The Deed of Trust: Settlor’s Powers

If you signed a Deed of Trust to secure the property related to a promissory note,  You were the Settlor.  That word is synonymous with grantor/mortgagor.

§ 36C-8-808.  Powers of a settlor to take certain actions with respect to the trust.

While a trust is revocable, the settlor of a revocable trust has, at all times, the power to direct or consent to the actions of the trustee whether or not the power is conferred upon the settlor by the terms of the trust. The duty and liability of the trustee subject to the direction and consent of the settlor is as follows:

(1)        The trustee may follow a direction of the settlor that is not authorized by or is contrary to the terms of the trust, even if by doing so (i) the trustee exceeds the authority granted to the trustee under the terms of the trust, or (ii) the trustee would otherwise violate a duty the trustee owes under the trust.

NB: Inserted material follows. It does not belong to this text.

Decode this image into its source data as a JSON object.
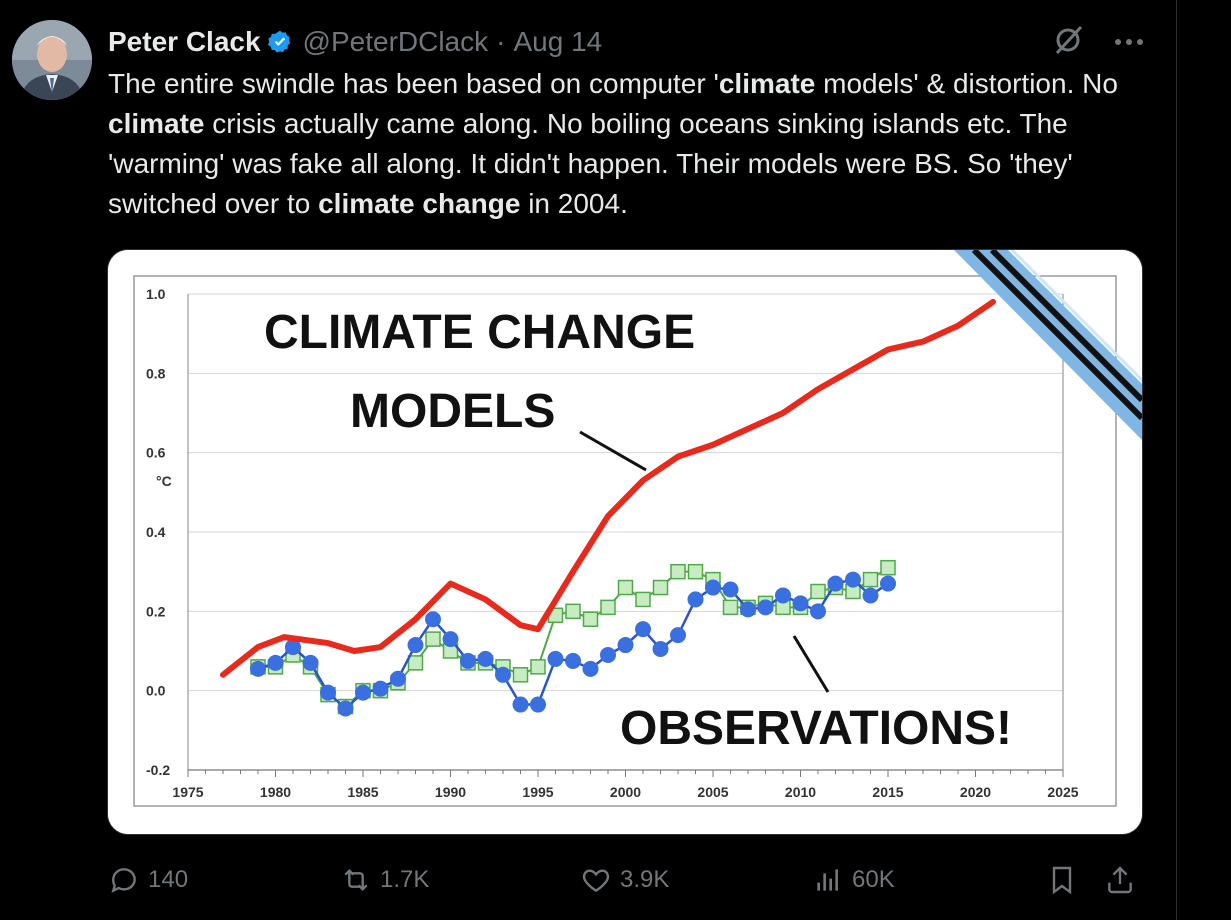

(2)        The trustee is not liable, individually or as a fiduciary, for any loss resulting directly or indirectly from compliance with the direction. If the settlor requires the settlor’s consent to certain actions of the trustee, and the settlor does not provide consent within a reasonable time after the trustee has made a timely request for the settlor’s consent, the trustee is not liable, individually or as a fiduciary, for any loss resulting directly or indirectly from the trustee’s failure to take any action that required the settlor’s consent.  (2005-192, s. 2; 2007-106, s. 34; 2012-18, s. 3.1.)”

Don’t be confused by the word “may” in (1).  In the previous sentence, when “duty and liability” are mentioned, those relate to (1)…duty, and (2)…liability.  When read as imparting a duty, “may” should be read as “may only” or “must”, meaning he does not have a choice.

Now, about that revocability thing… in the terms of the Deed of Trust, it might say something to the effect of “…do hereby irrevocably grant, gift, donate…”.  Does that mean that the trust itself is irrevocable?  Changing the trustee is not the same as dissolving the trust. Trustees can be changed regularly.

 I contend that the trust itself is revocable.  When I asked the lawyer* (see bottom of page) about the revocable/irrevocable status of the trust arising from the DoT, he said “Hmmm… we don’t normally think of this kind of trust as being revocable or irrevocable… but yes, you can revoke the trust.”  He also mentioned some particulars in the trust terms that provide consequences for doing so. The problem is… you can effectively remove the power of sale by assigning a different trustee.  What are the remaining consequences?  Bill collectors calling you?

Also of note is “If the settlor requires the settlor’s consent “. It does not say “If the terms of the trust require the settlor’s consent”.  This is because certain powers are always retained by the settlor, whether the settlor knows it or not. This section of the statutes proves that.  It should therefore be sufficient to notice the trustee of that requirement. 

In sum, the settlor can order the trustee to do anything in regard to the trust, as well as require the trustee to ask for settlor’s consent before performing ANY act (wouldn’t that include the act of selling the property?).  No consent= no power of sale, among other things.

*He had already lied and said that the trustee had an equitable interest, and that the legal title was held by us.  My question to him was “If the lender is the trust beneficiary, and the trustee has legal title, what do we have?” Makes sense that we have a mere possessory interest, meaning we are allowed to live there.  We are tenants, paying rent.

“An equitable interest is an “interest held by virtue of an equitable title (a title that indicates a beneficial interest in property and that gives the holder the right to acquire formal legal title) or claimed on equitable grounds, such as the interest held by a trust beneficiary. “The equitable interest is a right in equity that, if violated (suffers a harm), is subject to satisfaction by an equitable remedy. This concept exists only in the common law.”

This mention of common law supports the understanding that the deed of trust is a private agreement– that is also why the power of sale is a non-judicial remedy for the beneficiary (lender) to regain losses due to non-payment of loan (for which, in truth, it has risked no consideration or value whatsoever).